A credible mobile strategy requires much higher capex
Free Mobile’s 4G initiative has obvious flaws (in terms of coverage and frequency), but it has sparked a negative price reaction. We don’t see value creation in subsidies as subscriber gains aren’t sufficient to offset the lower EBITDA per subscriber. Free Mobile subscriber net adds could slow significantly (0.7m in 2014E vs 2.6m in 2013E), as competitors react, price differentials narrow and churn increases, given its large customer base. To cope with the expected traffic growth and stay competitive, Illiad will have to raise network investment (to EUR350-400m per year) and spectrum costs (EUR0.7-1.2bn) beyond current consensus expectations.
Bouygues unleashed hostilities
Iliad is the most at risk from Bouygues’ new offers, with its high exposure to fixed broadband (80% of EBITDA, 120% of FCF) and lower prices. We see signs of price deflation in fixed too, albeit with less intensity than in mobile, narrowing Iliad’s price discount. The cross-selling opportunity and Freebox halo effect are waning, and we expect a sharp slowdown in subscribers. FTTH levels the playing field, returns are uncertain and subscriber take-up is minimal. Iliad will need to raise capex to remain competitive long-term.
No free lunch
Iliad is probably the last partner for network sharing, takeover or consolidation.

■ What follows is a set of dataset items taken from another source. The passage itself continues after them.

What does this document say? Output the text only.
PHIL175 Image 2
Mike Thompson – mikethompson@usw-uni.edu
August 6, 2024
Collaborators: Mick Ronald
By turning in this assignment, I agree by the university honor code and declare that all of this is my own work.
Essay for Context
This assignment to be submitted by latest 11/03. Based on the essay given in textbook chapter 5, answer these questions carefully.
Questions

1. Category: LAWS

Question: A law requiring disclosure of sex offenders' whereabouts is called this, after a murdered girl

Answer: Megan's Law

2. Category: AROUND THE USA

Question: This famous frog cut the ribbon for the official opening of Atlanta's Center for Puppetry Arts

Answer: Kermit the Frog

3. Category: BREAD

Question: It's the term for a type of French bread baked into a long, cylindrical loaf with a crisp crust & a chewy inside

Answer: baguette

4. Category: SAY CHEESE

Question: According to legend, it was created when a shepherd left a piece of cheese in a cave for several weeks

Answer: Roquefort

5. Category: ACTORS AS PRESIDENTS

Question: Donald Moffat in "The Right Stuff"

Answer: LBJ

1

It could become marginalised, forcing it to overspend vs peers.
Reduce, TP raised from EUR135 to EUR145
We roll over our model and use lower WACC for mobile (9%) and fixed (8%) based on the recent sector rerating, but our estimates are largely unchanged. We lift our TP from EUR135 to EUR145 and reiterate our Reduce rating given the implied 17% downside. Iliad trades at 8.6x EV/EBITDA 2014E, but the ratio is distorted by its mobile unit. We estimate the implied market value of the fixed broadband unit at 7.8x EV/EBITDA 2014E. We think cable assets ex M&A trade at 8.0x and that cable merits a premium. Orange trades at 4.8x and the telecom sector at 6.0x. We estimate zero FCF generation in 2013E and –EUR60m in 2014E. Even in 2020E, the FCF yield at 7.8% would still be well below the industry average.